Sivilleşmenin ön plana çıktığı günümüzde milletçe kutlanacak önemli bir bayramdır, 12 Şubat. Çünkü 12 Şubat sadece devlet erkinin değil milletin top yekun kutladığı bir “İstiklal Bayramı”dır. Bireysel inisiyatifle özgürlükleri için savaşan Maraşlı çeteler Dünya tarihinde sömürgeci anlayışa karşı ilk zaferi 12 Şubat’ta kazanmıştır. 12 Şubat 1920 yılında batı medeniyetinin sanayileşme sürecinde olduğu, tüketim toplumunun oluşmaya başladığı yıllardır. Maddeci, materyalist düşünce tarzının zirveye yaklaştığı 1920 yılında Dünya’da bu düşüncelerin modern en ileri düşünce olduğu genelde kanıksanmış ve kabullenilmiştir. Oysa Maraş’ta 1071 yılında Anadolu’ya gelen insanların Anadolu’da var olan kültürlerle kaynaşarak ortaya çıkardıkları bir kültür hâkimdi. Bu insanların kabul ettiği kültür yıllardır pek çok devlet kurmuş ama genelde aynı kültür temelinde yaşamlarını idame ettirmişlerdi. İslam bu insanların ortak diniydi. Ancak 12 Şubat 1920 yılında Maraş’a gelen Cezayirli, Senegalli, Hintli Müslümanlardan farklı bir yorumla bu dinin sancaktarlığına yükselmişlerdi. 12 Şubat 1920 yılına kadar İslam’ın sancaktarlığı adına yedi düvelle savaşmışlardı.
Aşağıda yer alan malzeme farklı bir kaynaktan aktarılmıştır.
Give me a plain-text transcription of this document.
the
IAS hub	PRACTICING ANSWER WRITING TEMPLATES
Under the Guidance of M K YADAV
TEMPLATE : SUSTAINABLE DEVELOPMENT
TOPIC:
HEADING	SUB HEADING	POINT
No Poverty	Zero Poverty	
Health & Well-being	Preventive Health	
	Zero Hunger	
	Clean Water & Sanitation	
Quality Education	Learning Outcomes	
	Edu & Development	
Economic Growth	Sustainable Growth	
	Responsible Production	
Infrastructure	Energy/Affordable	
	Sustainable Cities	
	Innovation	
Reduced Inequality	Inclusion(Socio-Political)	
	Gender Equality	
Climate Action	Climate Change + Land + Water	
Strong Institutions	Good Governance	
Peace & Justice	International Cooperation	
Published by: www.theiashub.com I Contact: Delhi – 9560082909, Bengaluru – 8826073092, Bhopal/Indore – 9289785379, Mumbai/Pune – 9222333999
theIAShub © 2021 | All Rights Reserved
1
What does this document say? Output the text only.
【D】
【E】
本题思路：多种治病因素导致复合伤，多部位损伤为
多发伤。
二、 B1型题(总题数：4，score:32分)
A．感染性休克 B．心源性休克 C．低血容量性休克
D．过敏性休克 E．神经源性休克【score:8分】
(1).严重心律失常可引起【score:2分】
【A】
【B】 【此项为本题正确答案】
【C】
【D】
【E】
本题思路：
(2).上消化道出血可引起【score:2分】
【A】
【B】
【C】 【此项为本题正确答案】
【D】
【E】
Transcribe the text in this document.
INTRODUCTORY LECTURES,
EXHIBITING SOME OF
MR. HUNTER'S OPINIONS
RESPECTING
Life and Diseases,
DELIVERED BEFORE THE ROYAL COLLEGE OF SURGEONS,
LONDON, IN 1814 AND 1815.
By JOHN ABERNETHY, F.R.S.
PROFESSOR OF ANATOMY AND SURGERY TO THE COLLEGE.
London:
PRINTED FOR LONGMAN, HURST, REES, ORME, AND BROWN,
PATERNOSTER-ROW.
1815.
12 Şubat şanlı tarihimizin destansı bir zaferidir. O dönemlerde savaşmış çetelerin şu vasiyeti bizlere hitap etmiyor mu? “Biz ecdadımızın mezarını düşman çizmelerine çiğnetmedik. Siz imanlı nesillerden isteğimiz bizi dua ile hatırlamaktan mahrum bırakmayın!”
12 Şubat zaferiyle başlayan İstiklal Savaşı sonucunda bu topraklarda özgür insanlar yaşamaya başlamıştır. İşte 12 Şubat; kadın- çocuk, yaşlı- genç, Türk- Kürt, Alevi-Sünni diye ayrılmaya çalışılan bir milletin top yekûn direnişiyle kazanılan bir zaferdir. Aslında hepsinin ‘bir’ millet olduğunu gösteren önemli bir zaferdir.
Bu duygularla Türkiye’nin İstiklal Bayramı olarak gördüğüm 12 Şubat günümüz kutlu olsun. Bu destanı yazan aziz ecdadımızın ruhları şad olsun.”